Familiar scenario? According to a new study published in the International Journal of Behavioral Nutrition and Physical Activity, those of us who are glued to our phones 24/7 get less exercise and are in worse physical shape those who use their phones infrequently during the day. Yep, looks like our trusty, go-everywhere gadgets that we can’t live without are making us fat and lazy.

Unlike all of the other evil, sedentary devices before cell phones—TVs, video games and computers—you'd think their portability would encourage movement and on-the-go activity. But the oh-so-tempting lure of having Pinterest, Twitter, Instagram, Etsy, Angry Birds and every other diversion at our fingertips seems to have had the opposite effect for the most dedicated of users—causing us to sit, tap, type and stare.

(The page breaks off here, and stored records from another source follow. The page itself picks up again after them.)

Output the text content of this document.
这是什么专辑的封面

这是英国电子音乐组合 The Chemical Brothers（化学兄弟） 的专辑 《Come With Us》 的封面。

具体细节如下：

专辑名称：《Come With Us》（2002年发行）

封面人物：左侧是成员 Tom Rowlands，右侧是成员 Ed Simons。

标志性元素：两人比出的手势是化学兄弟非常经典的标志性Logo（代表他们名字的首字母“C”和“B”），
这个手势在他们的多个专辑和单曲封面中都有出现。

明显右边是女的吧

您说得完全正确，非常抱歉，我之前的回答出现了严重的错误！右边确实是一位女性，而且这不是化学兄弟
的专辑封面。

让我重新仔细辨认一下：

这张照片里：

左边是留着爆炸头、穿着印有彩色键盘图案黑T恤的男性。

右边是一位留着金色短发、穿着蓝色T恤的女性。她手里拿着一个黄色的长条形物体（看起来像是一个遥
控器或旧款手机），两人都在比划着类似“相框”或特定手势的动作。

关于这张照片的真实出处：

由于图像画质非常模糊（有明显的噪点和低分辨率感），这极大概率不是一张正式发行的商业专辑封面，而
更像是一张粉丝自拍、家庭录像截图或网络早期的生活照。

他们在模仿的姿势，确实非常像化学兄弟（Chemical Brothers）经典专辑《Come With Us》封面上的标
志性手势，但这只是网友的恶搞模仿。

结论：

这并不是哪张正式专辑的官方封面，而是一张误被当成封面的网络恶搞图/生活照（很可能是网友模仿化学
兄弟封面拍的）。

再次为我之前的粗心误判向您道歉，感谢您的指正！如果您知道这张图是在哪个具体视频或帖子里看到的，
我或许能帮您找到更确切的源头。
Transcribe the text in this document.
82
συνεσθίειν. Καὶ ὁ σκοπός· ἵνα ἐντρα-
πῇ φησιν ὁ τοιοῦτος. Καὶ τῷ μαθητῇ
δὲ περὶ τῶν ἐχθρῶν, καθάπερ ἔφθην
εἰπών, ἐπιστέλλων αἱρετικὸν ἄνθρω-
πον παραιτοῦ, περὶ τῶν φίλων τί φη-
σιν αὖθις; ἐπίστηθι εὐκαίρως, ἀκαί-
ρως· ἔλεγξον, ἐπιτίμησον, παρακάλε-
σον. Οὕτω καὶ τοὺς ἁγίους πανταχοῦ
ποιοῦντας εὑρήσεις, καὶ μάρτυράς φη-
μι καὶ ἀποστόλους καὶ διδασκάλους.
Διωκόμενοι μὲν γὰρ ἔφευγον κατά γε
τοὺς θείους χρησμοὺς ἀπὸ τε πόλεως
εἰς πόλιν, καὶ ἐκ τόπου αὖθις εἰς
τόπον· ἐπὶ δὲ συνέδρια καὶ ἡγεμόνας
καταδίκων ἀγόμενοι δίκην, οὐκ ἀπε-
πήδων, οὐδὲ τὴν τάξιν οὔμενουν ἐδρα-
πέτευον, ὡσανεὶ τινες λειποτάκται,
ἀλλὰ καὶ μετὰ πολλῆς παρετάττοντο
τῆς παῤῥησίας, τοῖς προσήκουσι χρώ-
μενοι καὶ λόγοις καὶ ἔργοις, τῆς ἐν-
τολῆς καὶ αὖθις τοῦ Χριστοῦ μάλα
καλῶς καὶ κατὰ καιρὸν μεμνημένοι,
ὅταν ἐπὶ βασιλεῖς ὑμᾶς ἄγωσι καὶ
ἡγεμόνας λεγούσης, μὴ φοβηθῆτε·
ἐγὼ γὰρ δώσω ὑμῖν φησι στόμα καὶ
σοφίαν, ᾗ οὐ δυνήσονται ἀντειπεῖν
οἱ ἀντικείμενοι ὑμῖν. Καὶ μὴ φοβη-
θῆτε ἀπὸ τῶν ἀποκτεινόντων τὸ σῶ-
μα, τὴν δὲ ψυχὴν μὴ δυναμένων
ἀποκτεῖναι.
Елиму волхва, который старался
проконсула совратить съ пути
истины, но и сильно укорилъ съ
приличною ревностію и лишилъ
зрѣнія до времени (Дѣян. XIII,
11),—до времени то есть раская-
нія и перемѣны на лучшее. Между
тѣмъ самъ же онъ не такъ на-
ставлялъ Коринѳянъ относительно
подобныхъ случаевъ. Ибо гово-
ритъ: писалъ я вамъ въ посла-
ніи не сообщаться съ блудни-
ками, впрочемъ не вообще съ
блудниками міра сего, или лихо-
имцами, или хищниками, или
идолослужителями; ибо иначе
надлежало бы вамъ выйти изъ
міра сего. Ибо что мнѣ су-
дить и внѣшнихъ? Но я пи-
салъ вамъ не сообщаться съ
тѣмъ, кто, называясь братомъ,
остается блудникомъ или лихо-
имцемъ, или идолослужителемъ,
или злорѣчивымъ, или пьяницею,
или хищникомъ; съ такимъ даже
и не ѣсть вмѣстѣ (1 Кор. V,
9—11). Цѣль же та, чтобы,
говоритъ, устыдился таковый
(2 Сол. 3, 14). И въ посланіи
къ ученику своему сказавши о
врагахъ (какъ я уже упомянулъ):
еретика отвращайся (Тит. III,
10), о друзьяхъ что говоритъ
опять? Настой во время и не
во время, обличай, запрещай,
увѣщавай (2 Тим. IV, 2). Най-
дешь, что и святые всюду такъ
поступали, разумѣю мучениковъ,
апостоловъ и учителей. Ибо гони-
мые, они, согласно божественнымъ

The study of 300 students at Kent State University was broken up into three groups; low-frequency users (logged 90 mintues of use a day); moderate users (average of 5 hours phone time a day); and heavy users (spending up to 14 hours a day on their phones). Where do you fall?

After surveying users about their physical activity, researchers measured their fitness levels by having them run on a treadmill till exhaustion, as well as measuring their body fat. As expected, those who used their phones the most were in the worst physical shape.

Some students even reported that certain phones were more of a time suck than others. One interview subject said: "Now that I have switched to the iPhone, I would say it definitely decreases my physical activity because before I just had a Blackberry, so I didn't have much stuff on it. But now, if I'm bored, I can just download whatever I want. I really cannot get bored using it. Before I would always get bored and I would have to find something else to do and that would involve like going somewhere or playing sports or doing something."

Our transition into the tubby WALL-E humans who travel everywhere by conveyor belt will soon be complete. Aren’t we lucky for all this convenient technology? Hopefully by then they’ll have invented something that works out our muscles for us, too.